The Rave It Fit fundraiser for Jigsaw (South East) bereavement charity has sold out.
The event, this Saturday, is being held in memory of an East Grinstead father of two. In January Rob Young, 58, collapsed and died, whilst playing the game he loved. His death was caused by coronary thrombosis.
“He left the house in the morning in good health but never came back,” said Rob’s wife, Sarah Young. She has organised the fundraiser, with her friend Sian Harding, in tribute to her late husband.
“Rob was a wonderful, loving and active father who made his family complete. Losing him is like losing pieces of your jigsaw puzzle. He would support Jigsaw to help rebuild children, who like our boys, Elliott and Nick, have broken hearts.”
Guests at the Forest Row Social Club, will ‘put their hands in the air, like they just don’t care,’ whilst getting fit to the best tunes in town. The dancing will be followed by Pilates led by Sarah.

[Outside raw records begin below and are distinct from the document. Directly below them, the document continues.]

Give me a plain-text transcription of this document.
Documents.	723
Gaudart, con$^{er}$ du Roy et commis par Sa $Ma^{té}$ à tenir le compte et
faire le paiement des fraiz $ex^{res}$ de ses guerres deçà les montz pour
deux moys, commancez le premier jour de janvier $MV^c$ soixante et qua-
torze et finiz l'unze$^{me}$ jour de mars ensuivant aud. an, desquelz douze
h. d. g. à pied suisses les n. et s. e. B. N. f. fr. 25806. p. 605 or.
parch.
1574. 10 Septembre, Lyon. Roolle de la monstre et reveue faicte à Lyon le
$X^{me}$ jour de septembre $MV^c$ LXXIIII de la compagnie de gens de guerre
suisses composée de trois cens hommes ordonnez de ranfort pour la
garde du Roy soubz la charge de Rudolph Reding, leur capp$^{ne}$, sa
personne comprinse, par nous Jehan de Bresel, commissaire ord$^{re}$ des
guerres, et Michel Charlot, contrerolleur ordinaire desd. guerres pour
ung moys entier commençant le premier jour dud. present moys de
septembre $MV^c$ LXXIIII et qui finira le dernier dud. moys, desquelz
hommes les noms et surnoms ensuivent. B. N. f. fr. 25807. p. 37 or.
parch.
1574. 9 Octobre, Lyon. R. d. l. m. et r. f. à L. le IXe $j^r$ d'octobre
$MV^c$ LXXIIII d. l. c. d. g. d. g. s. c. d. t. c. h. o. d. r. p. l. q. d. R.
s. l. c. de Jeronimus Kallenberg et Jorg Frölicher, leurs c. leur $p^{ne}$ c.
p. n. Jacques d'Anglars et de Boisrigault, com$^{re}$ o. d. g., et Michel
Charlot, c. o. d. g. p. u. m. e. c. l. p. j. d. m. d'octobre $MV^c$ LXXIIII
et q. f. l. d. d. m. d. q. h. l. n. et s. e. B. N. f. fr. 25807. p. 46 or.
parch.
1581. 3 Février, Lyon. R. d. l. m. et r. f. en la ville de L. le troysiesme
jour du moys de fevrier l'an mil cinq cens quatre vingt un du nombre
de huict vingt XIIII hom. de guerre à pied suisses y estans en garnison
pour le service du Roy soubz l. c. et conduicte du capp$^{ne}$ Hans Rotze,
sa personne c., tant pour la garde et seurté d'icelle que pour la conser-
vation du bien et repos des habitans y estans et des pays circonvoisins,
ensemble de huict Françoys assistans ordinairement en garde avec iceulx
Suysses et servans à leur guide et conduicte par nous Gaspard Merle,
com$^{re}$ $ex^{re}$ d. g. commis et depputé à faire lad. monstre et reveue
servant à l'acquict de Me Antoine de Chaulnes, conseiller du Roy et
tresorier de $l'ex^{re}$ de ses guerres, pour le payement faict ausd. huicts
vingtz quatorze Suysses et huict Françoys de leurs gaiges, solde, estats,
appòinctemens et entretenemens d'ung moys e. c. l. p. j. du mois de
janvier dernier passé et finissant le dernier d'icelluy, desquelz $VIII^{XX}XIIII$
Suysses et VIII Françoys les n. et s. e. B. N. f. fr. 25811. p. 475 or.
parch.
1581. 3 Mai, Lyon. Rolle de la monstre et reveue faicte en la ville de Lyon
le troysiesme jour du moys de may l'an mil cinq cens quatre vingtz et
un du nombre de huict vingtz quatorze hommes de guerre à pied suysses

However, if you missed buying a ticket, do not despair. After Rave It Fit, the social continues and from 8PM you can join in the festivities to eat, drink, play in the charity darts match, take a punt on the raffle or play pool. Entry is by donation and all profits will go to Jigsaw (South East).
“Rob liked to keep fit. He enjoyed playing team sports especially cricket, football and squash, but he wasn’t keen on dancing though!” Sarah said.
Jennie Hattan is Jigsaw (South East’s) Family Support Team Manager:
“We thank Sarah, Elliot and Nick for their kindness and generosity to our charity, during this very sad time. It will be a wonderful evening to remember a much loved family man and friend to many, and to honour Rob, in a way he would have appreciated.”
Jigsaw (South East) offers grief support to children and young people who have experienced the death of a significant family member through illness, accident, suicide or murder. It also provides support to children and young people who have a family member with a life-limiting condition. The charity works throughout Surrey and surrounding areas. Referrals can be made directly by families or via health and social services.